As the recruiting coordinator, I maintain constant communication with all of our departments on campus. When we are planning a visit, I will coordinate with our Welcome Center to prepare every aspect of that visit. As I introduce the family to our Welcome Center personnel, they are handed a packet that contains an itinerary, meal passes, and information about the university and their intended area of study. Inside they will find meetings with admissions counselors, class schedules, tours, etc. We always appeal to the recruits needs and make sure we accomplish everything their family wants to accomplish during their visit. Being prepared answers several questions right away that the family may have been wanting to ask. Again, by doing this we are building confidence in the recruit and his family that we will be ready to take care of them.
BE A PART OF OUR FAMILY
Once we get the prerequisites of the visit completed, we want to make our recruit feel like he is a part of our family. Every team says that they are a family, but very few actually live it out. In everything we do, we want to be sincere and genuine.
One way that we begin to integrate them into our family is by making introductions to everyone we possibly can. Our support staff, coaches from other sports, administration, students, etc. No one is too small or too big to talk to our recruit and their family. By allowing them to build relationships with people outside of basketball, they will begin to feel like a part of something bigger than themselves.
We also involve our current players a lot in the process. Whether its a workout, a meal or a campus tour, we want as much interaction between the recruit and our players. We find this to be very beneficial because our players can give a first hand perspective of what it is truly like to be a part of our family. They tell it how it is and give an honest answer to the questions being asked.
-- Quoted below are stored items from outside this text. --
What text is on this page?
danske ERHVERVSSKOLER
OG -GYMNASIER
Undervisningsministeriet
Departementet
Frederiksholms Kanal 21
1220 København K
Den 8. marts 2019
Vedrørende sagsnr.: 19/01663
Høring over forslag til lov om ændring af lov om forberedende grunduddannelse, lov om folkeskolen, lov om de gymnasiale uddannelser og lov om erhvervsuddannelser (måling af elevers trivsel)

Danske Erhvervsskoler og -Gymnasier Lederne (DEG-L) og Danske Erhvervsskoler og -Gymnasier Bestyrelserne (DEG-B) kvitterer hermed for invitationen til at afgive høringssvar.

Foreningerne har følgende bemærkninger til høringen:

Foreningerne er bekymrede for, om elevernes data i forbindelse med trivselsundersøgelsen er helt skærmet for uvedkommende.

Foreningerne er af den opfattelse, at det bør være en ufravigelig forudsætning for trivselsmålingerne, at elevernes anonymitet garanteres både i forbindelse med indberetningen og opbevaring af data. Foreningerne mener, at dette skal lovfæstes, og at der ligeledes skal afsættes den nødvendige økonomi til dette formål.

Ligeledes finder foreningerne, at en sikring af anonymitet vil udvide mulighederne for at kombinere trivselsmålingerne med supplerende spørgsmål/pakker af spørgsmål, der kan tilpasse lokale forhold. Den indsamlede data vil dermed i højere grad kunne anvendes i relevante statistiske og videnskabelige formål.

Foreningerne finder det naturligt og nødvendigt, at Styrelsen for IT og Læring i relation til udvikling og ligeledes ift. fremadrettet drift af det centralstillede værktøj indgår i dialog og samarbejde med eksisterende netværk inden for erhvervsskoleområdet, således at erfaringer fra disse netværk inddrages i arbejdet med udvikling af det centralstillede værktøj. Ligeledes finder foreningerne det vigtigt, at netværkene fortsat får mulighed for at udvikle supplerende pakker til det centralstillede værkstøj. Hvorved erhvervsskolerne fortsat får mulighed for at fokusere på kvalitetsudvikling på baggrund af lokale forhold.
It's always fantastic when a recruit wants to sign on the spot after his visit. However, we never pressure a recruit to sign before he leaves. Our staff always sits down with the recruit and his family prior to their departure and have a very transparent conversation. We want them to be honest with us and let us know what we can do to make us the best fit for their son. We have the utmost confidence that we did everything we could to make this a special visit for them, so we want to let the process play out. There is no doubt in our minds that if a recruit is meant to be here, he will be here.
Campus visits will be different for everyone, but one thing will always be the same. Recruits and their families want to have confidence not only in your program and your staff, but in the university as a whole. Can you give them that confidence? If so, you are going to have a successful future for you and your program!